I imagine being a seagull is pretty rad because it’s basically just endless fries and permission to scream whenever you want.
Three ladies were on a flight when suddenly the captain announced, "Please prepare for a crash landing!" The first lady put on all her jewelry. Surprised by this the other ladies questioned her actions. The first lady said, "Well when they come to rescue us they will see that I am rich and will rescue me first." The second lady not wanting to be left behind, began to take off her top and bra. "Why are you doing that?" the other ladies questioned "Well when they come to rescue us, they will see my great tits and will take me first." The third lady who was African, not wanting to be out done took off her pants and panties. "Why are you doing that?" the other ladies questioned. "Well they always search for the black box first?"
I bought a deodorant stick today. The instructions said, “Remove cap and push up bottom.” I can barely walk but when I fart the room does smell lovely.
A German tourist jumped in the freezing water to save my precious little dog who was drowning, after he climbed out he handed me the dog and said “here is ze dog keep him warm and dry him off he vill be fine” I said “are you a vet?” He replied “vet?.. I’m ****ing soaking
Wouldn't the song "Love really hurts without you" by Billy Ocean be a great choice for a Vaseline advert.

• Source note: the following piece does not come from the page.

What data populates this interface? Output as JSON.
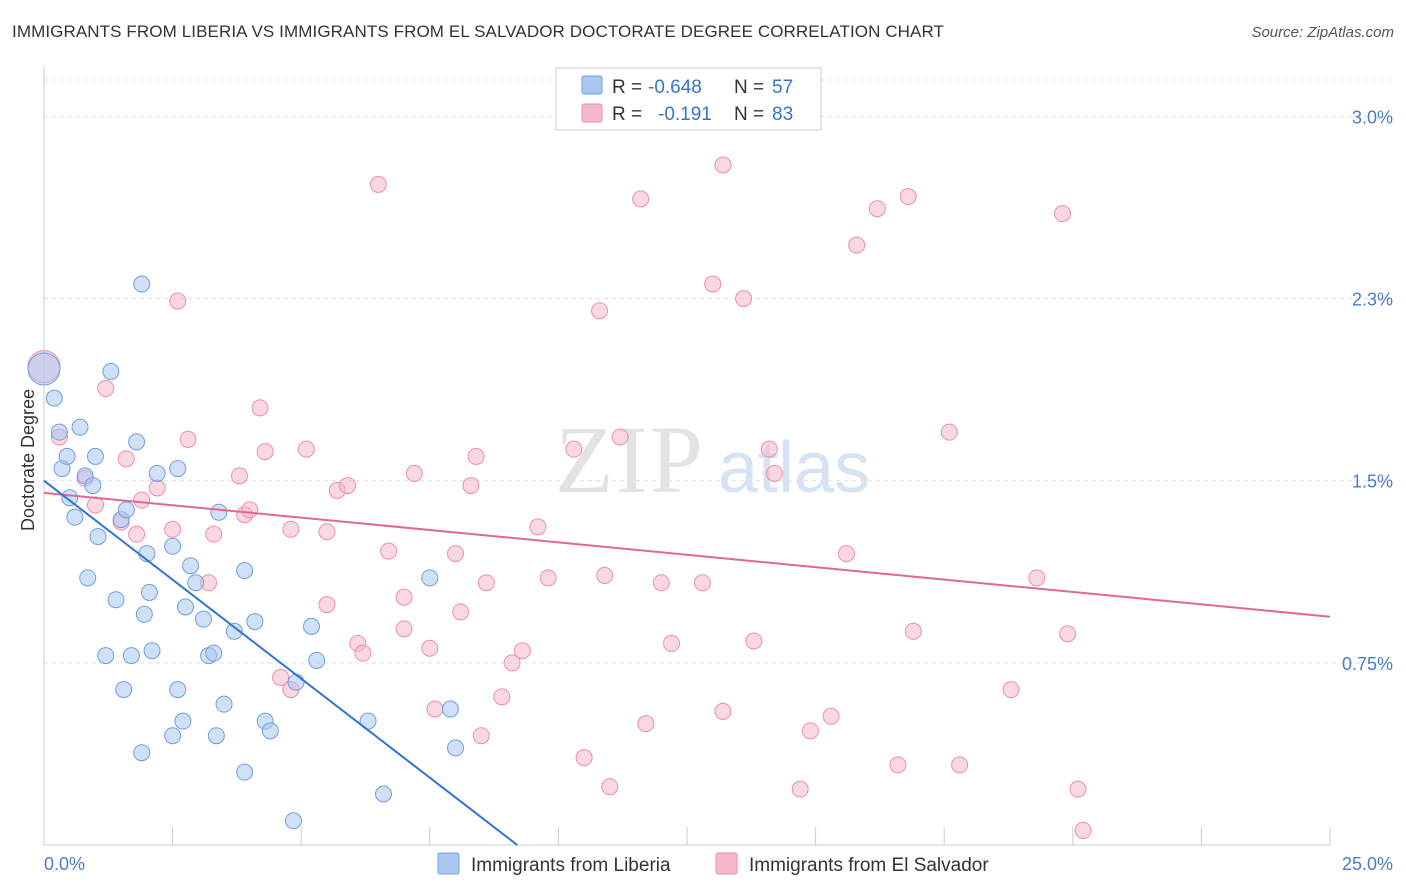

Real Madrid have put in a bid for Mo Salah. If he declines, Sergio Ramos has offered to try and twist his other arm.
Two deaf blokes were out one evening and decided to call into a pub for a pint. One said, by means of signing, “You sit down, I’ll get these.” “Two pints best bitter please” he said to the bartender, signing and talking in that inimitable way that the deaf have. “That’ll be eight pounds please.” “Eight ****in’ quid for two pints!!! Why?” “We’ve got music on.” “Music! We’re deaf. What sort of music is it anyway? Is it rock ‘n’ roll?” “No.” “Is it soul?” “No.” “Is it R ‘n’ B?” “No.” “Well what is it?” “It’s country and western.” At that he takes the beers over to his mate and tells him “Eight ****in’ quid for two pints.” “Whhaaaat? Why?” “They’ve got music on.” “Music!! We’re deaf fer crissake! What sort of music is it anyway, is it rock ‘n’ roll?” “No.” “Well is it soul?” “No.” “Well is it R ‘n’ B?” “No.” “Well what is it then?” “It’s some c*nt from Preston . . . .
We were that poor when I was a kid, my parents used to get my school clothes from the Army surplus shop. Nothing wrong with that you might say. But do you realise how badly bullied you get going school dressed as a Japanese sniper.